2018-12-15 - Automation Train Changes
Category Randall
The main automated route operates two trains in alternance. We used to have an Amtrak GE engine with one coach car, and a Santa Fe pulling that little freight train.
The Santa Fe engine started acting up the couple last weeks -- for some reason the engine’s decoder would have its direction inverted and it would decide to run backwards when asked to run forward. When I noticed that, I immediately checked the decoder’s direction bit on the DCC programming track and it was correct. So fine, I inverted the direction bit in the decoder. Put the train back on the track and at the first turnout it derails. Grrr. Crawl in there to re-rail it and… it’s back to the normal direction of running. That made no sense.

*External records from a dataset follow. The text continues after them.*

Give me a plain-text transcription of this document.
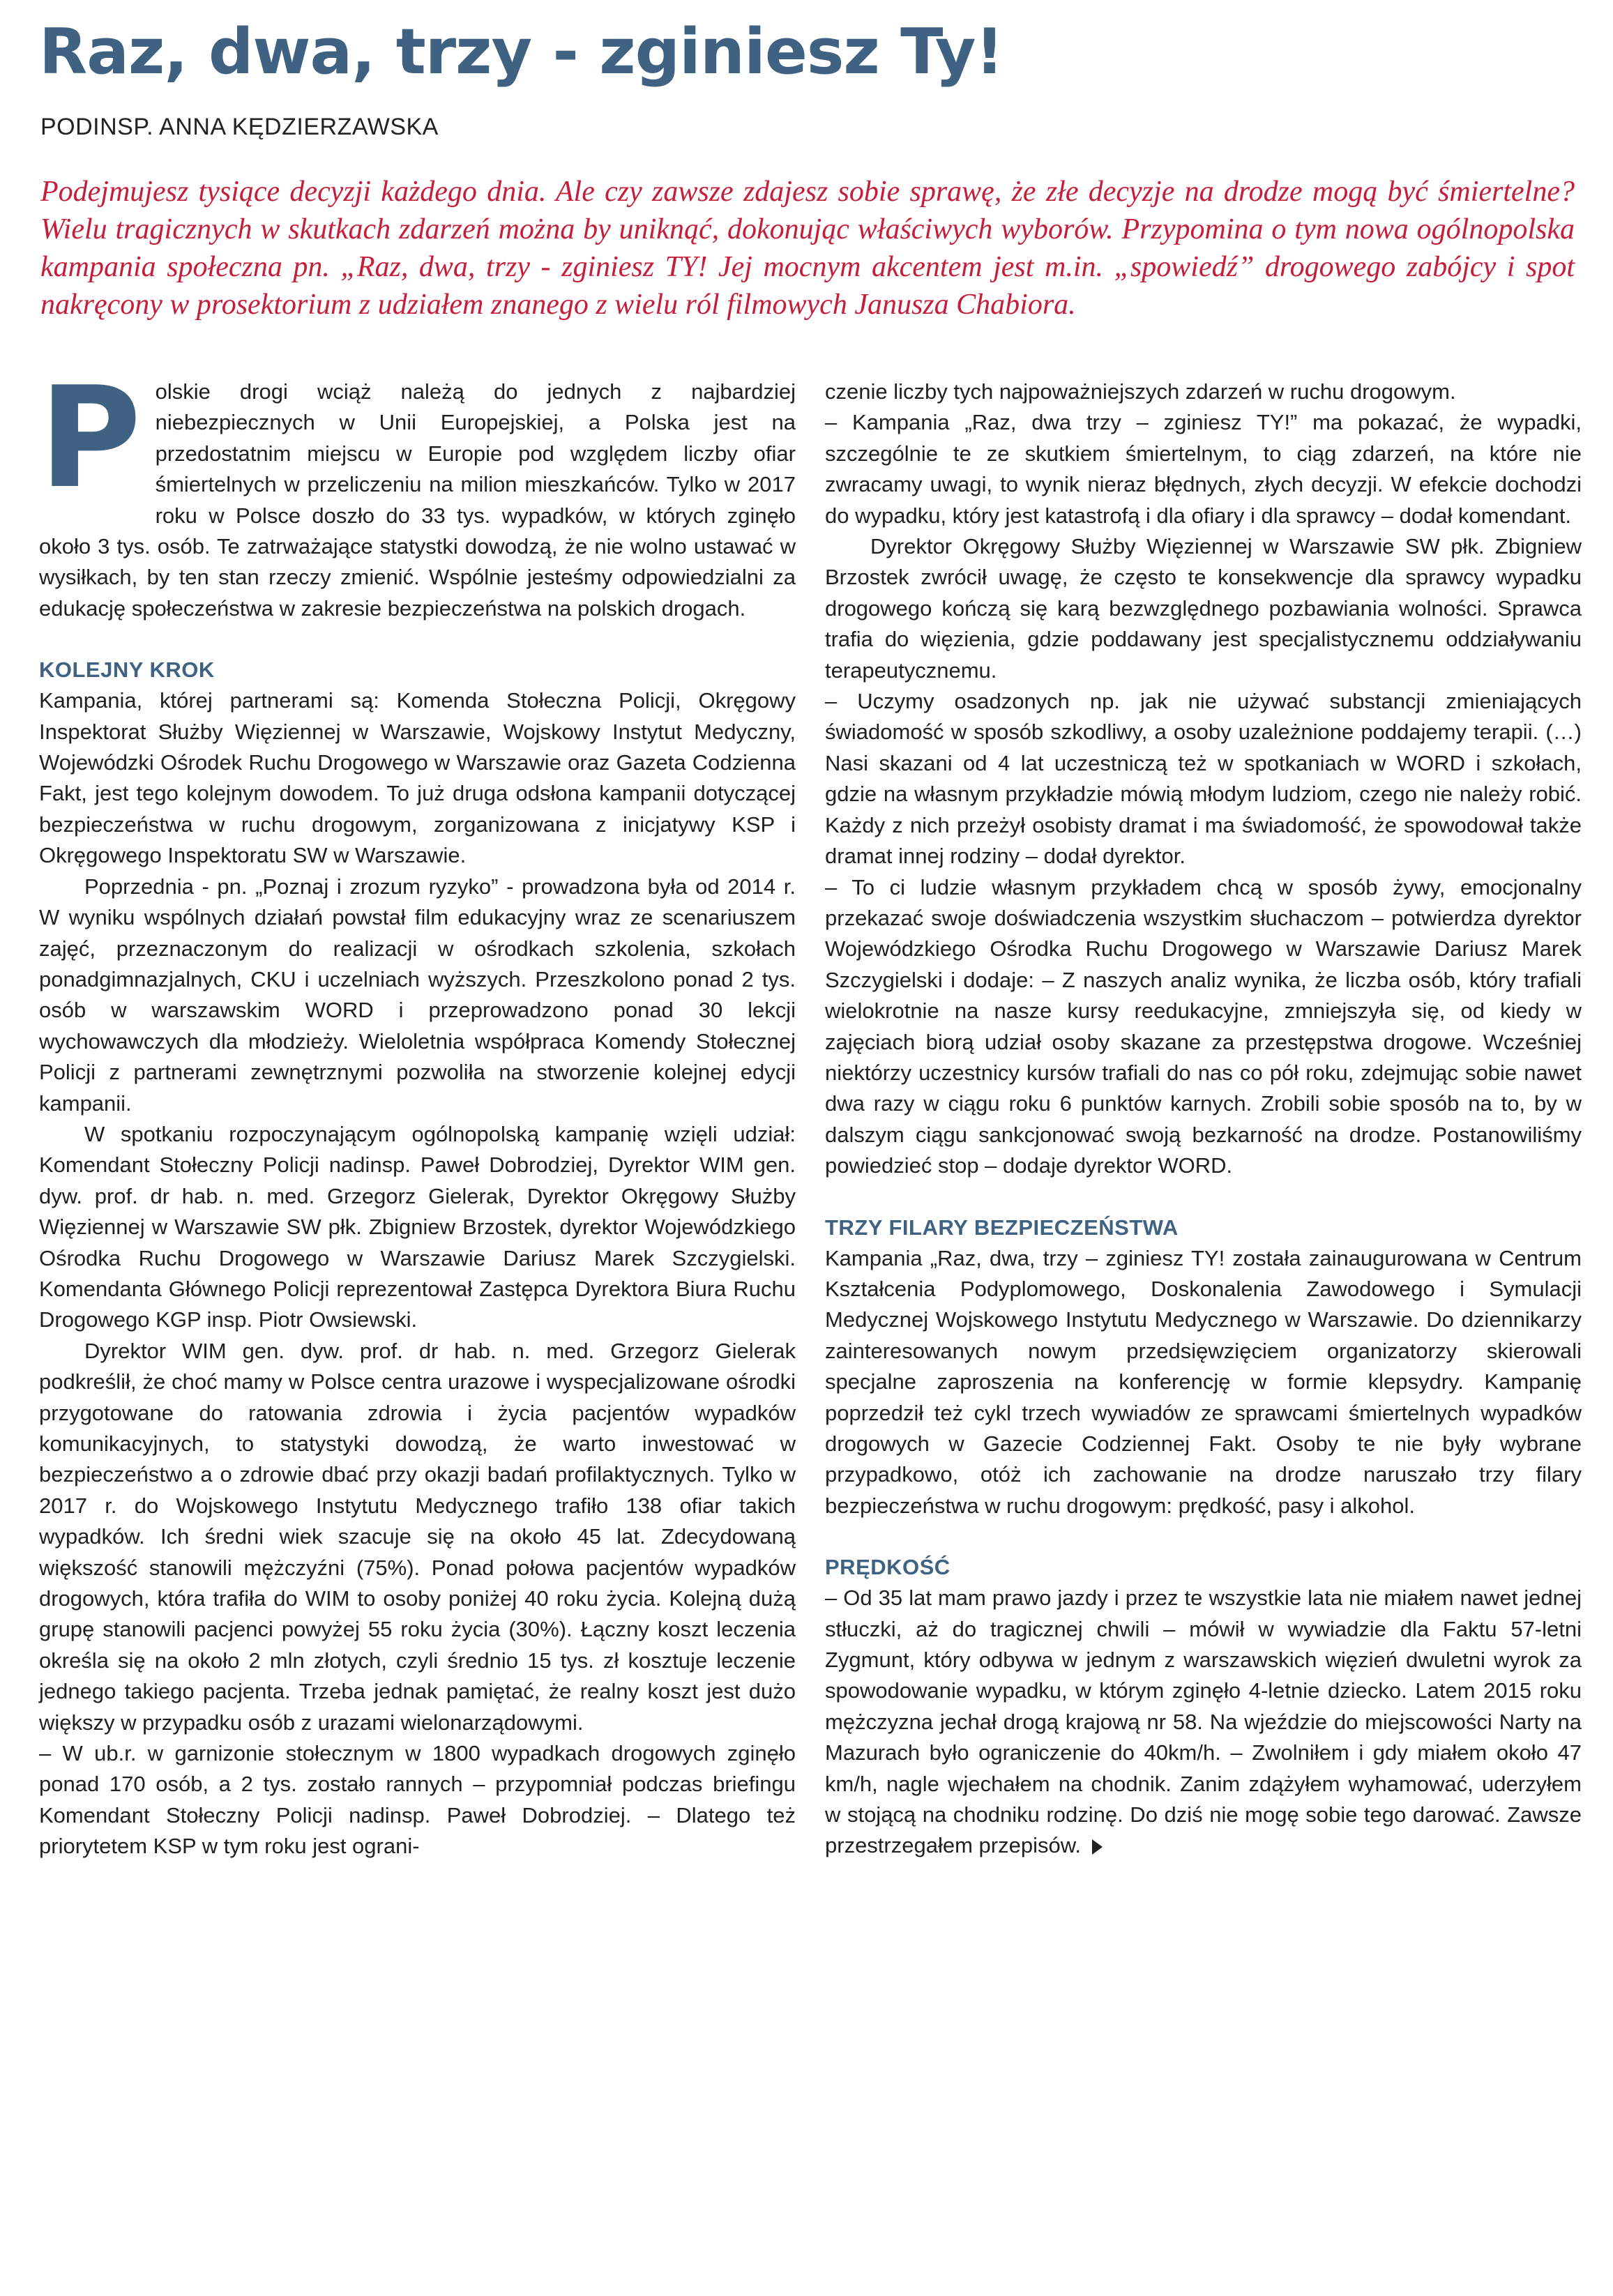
Raz, dwa, trzy - zginiesz Ty!

PODINSP. ANNA KĘDZIERZAWSKA

Podejmujesz tysiące decyzji każdego dnia. Ale czy zawsze zdajesz sobie sprawę, że złe decyzje na drodze mogą być śmiertelne? Wielu tragicznych w skutkach zdarzeń można by uniknąć, dokonując właściwych wyborów. Przypomina o tym nowa ogólnopolska kampania społeczna pn. „Raz, dwa, trzy - zginiesz TY! Jej mocnym akcentem jest m.in. „spowiedź” drogowego zabójcy i spot nakręcony w prosektorium z udziałem znanego z wielu ról filmowych Janusza Chabiora.

Polskie drogi wciąż należą do jednych z najbardziej niebezpiecznych w Unii Europejskiej, a Polska jest na przedostatnim miejscu w Europie pod względem liczby ofiar śmiertelnych w przeliczeniu na milion mieszkańców. Tylko w 2017 roku w Polsce doszło do 33 tys. wypadków, w których zginęło około 3 tys. osób. Te zatrważające statystki dowodzą, że nie wolno ustawać w wysiłkach, by ten stan rzeczy zmienić. Wspólnie jesteśmy odpowiedzialni za edukację społeczeństwa w zakresie bezpieczeństwa na polskich drogach.

KOLEJNY KROK

Kampania, której partnerami są: Komenda Stołeczna Policji, Okręgowy Inspektorat Służby Więziennej w Warszawie, Wojskowy Instytut Medyczny, Wojewódzki Ośrodek Ruchu Drogowego w Warszawie oraz Gazeta Codzienna Fakt, jest tego kolejnym dowodem. To już druga odsłona kampanii dotyczącej bezpieczeństwa w ruchu drogowym, zorganizowana z inicjatywy KSP i Okręgowego Inspektoratu SW w Warszawie.

Poprzednia - pn. „Poznaj i zrozum ryzyko” - prowadzona była od 2014 r. W wyniku wspólnych działań powstał film edukacyjny wraz ze scenariuszem zajęć, przeznaczonym do realizacji w ośrodkach szkolenia, szkołach ponadgimnazjalnych, CKU i uczelniach wyższych. Przeszkolono ponad 2 tys. osób w warszawskim WORD i przeprowadzono ponad 30 lekcji wychowawczych dla młodzieży. Wieloletnia współpraca Komendy Stołecznej Policji z partnerami zewnętrznymi pozwoliła na stworzenie kolejnej edycji kampanii.

W spotkaniu rozpoczynającym ogólnopolską kampanię wzięli udział: Komendant Stołeczny Policji nadinsp. Paweł Dobrodziej, Dyrektor WIM gen. dyw. prof. dr hab. n. med. Grzegorz Gielerak, Dyrektor Okręgowy Służby Więziennej w Warszawie SW płk. Zbigniew Brzostek, dyrektor Wojewódzkiego Ośrodka Ruchu Drogowego w Warszawie Dariusz Marek Szczygielski. Komendanta Głównego Policji reprezentował Zastępca Dyrektora Biura Ruchu Drogowego KGP insp. Piotr Owsiewski.

Dyrektor WIM gen. dyw. prof. dr hab. n. med. Grzegorz Gielerak podkreślił, że choć mamy w Polsce centra urazowe i wyspecjalizowane ośrodki przygotowane do ratowania zdrowia i życia pacjentów wypadków komunikacyjnych, to statystyki dowodzą, że warto inwestować w bezpieczeństwo a o zdrowie dbać przy okazji badań profilaktycznych. Tylko w 2017 r. do Wojskowego Instytutu Medycznego trafiło 138 ofiar takich wypadków. Ich średni wiek szacuje się na około 45 lat. Zdecydowaną większość stanowili mężczyźni (75%). Ponad połowa pacjentów wypadków drogowych, która trafiła do WIM to osoby poniżej 40 roku życia. Kolejną dużą grupę stanowili pacjenci powyżej 55 roku życia (30%). Łączny koszt leczenia określa się na około 2 mln złotych, czyli średnio 15 tys. zł kosztuje leczenie jednego takiego pacjenta. Trzeba jednak pamiętać, że realny koszt jest dużo większy w przypadku osób z urazami wielonarządowymi.

– W ub.r. w garnizonie stołecznym w 1800 wypadkach drogowych zginęło ponad 170 osób, a 2 tys. zostało rannych – przypomniał podczas briefingu Komendant Stołeczny Policji nadinsp. Paweł Dobrodziej. – Dlatego też priorytetem KSP w tym roku jest ograni-

czenie liczby tych najpoważniejszych zdarzeń w ruchu drogowym.

– Kampania „Raz, dwa trzy – zginiesz TY!” ma pokazać, że wypadki, szczególnie te ze skutkiem śmiertelnym, to ciąg zdarzeń, na które nie zwracamy uwagi, to wynik nieraz błędnych, złych decyzji. W efekcie dochodzi do wypadku, który jest katastrofą i dla ofiary i dla sprawcy – dodał komendant.

Dyrektor Okręgowy Służby Więziennej w Warszawie SW płk. Zbigniew Brzostek zwrócił uwagę, że często te konsekwencje dla sprawcy wypadku drogowego kończą się karą bezwzględnego pozbawiania wolności. Sprawca trafia do więzienia, gdzie poddawany jest specjalistycznemu oddziaływaniu terapeutycznemu.

– Uczymy osadzonych np. jak nie używać substancji zmieniających świadomość w sposób szkodliwy, a osoby uzależnione poddajemy terapii. (…) Nasi skazani od 4 lat uczestniczą też w spotkaniach w WORD i szkołach, gdzie na własnym przykładzie mówią młodym ludziom, czego nie należy robić. Każdy z nich przeżył osobisty dramat i ma świadomość, że spowodował także dramat innej rodziny – dodał dyrektor.

– To ci ludzie własnym przykładem chcą w sposób żywy, emocjonalny przekazać swoje doświadczenia wszystkim słuchaczom – potwierdza dyrektor Wojewódzkiego Ośrodka Ruchu Drogowego w Warszawie Dariusz Marek Szczygielski i dodaje: – Z naszych analiz wynika, że liczba osób, który trafiali wielokrotnie na nasze kursy reedukacyjne, zmniejszyła się, od kiedy w zajęciach biorą udział osoby skazane za przestępstwa drogowe. Wcześniej niektórzy uczestnicy kursów trafiali do nas co pół roku, zdejmując sobie nawet dwa razy w ciągu roku 6 punktów karnych. Zrobili sobie sposób na to, by w dalszym ciągu sankcjonować swoją bezkarność na drodze. Postanowiliśmy powiedzieć stop – dodaje dyrektor WORD.

TRZY FILARY BEZPIECZEŃSTWA

Kampania „Raz, dwa, trzy – zginiesz TY! została zainaugurowana w Centrum Kształcenia Podyplomowego, Doskonalenia Zawodowego i Symulacji Medycznej Wojskowego Instytutu Medycznego w Warszawie. Do dziennikarzy zainteresowanych nowym przedsięwzięciem organizatorzy skierowali specjalne zaproszenia na konferencję w formie klepsydry. Kampanię poprzedził też cykl trzech wywiadów ze sprawcami śmiertelnych wypadków drogowych w Gazecie Codziennej Fakt. Osoby te nie były wybrane przypadkowo, otóż ich zachowanie na drodze naruszało trzy filary bezpieczeństwa w ruchu drogowym: prędkość, pasy i alkohol.

PRĘDKOŚĆ

– Od 35 lat mam prawo jazdy i przez te wszystkie lata nie miałem nawet jednej stłuczki, aż do tragicznej chwili – mówił w wywiadzie dla Faktu 57-letni Zygmunt, który odbywa w jednym z warszawskich więzień dwuletni wyrok za spowodowanie wypadku, w którym zginęło 4-letnie dziecko. Latem 2015 roku mężczyzna jechał drogą krajową nr 58. Na wjeździe do miejscowości Narty na Mazurach było ograniczenie do 40km/h. – Zwolniłem i gdy miałem około 47 km/h, nagle wjechałem na chodnik. Zanim zdążyłem wyhamować, uderzyłem w stojącą na chodniku rodzinę. Do dziś nie mogę sobie tego darować. Zawsze przestrzegałem przepisów.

Then a few days later it acted up the same way, but this time I wasn’t around. One second the train is at the station, and I hear it starting, and the next thing I notice is the train stopped a few feet away… in the wrong direction. And stalled apparently, which was fortunate. Time to change the engine.
The initial goal was to replace the Santa Fe engine by an MTH SP GP35 #6580 that Jim got. After spending some time on it, I just gave up in frustration. The coupler height was not proper and it disconnected pretty much every time I tried to use it. It also managed to derail on the problematic T311 turnout. And the nail in the coffin is that I hate how MTH is doing the sound startup -- the problem is that most DCC functions are toggles, not on/off functions. Instead of having a “turn sound on function” like on most decoder, we have a “toggle sound on/off”. But the computer has no way to know the current state, it can just blindly toggle between whatever is the current state and the other state. That kind of uncertainty doesn’t work in automation.
Instead I used an SP #2468 switcher which ironically Jim got just for that purpose a while ago. Back then I decided to not use it as that engine is painfully slow. BLI made a good job replicating the speed from these EMD SW1500 -- and they did an excellent job at the details, sound and lights. It’s a pleasure to watch it run and visitors will have all the time in world to see it.
One the passenger side, the Amtrak train is replaced by a UP SD70 pulling a single UP coach, which is fairly amusing. That’s a lot of engine for just the one car :-) It runs really well and was actually quite fast so I had to drastically reduce its speed, especially in the return trip crossing the problematic cross-over at T321 followed by the S curve at T311. That said it’s quite eye catchy in yellow like this.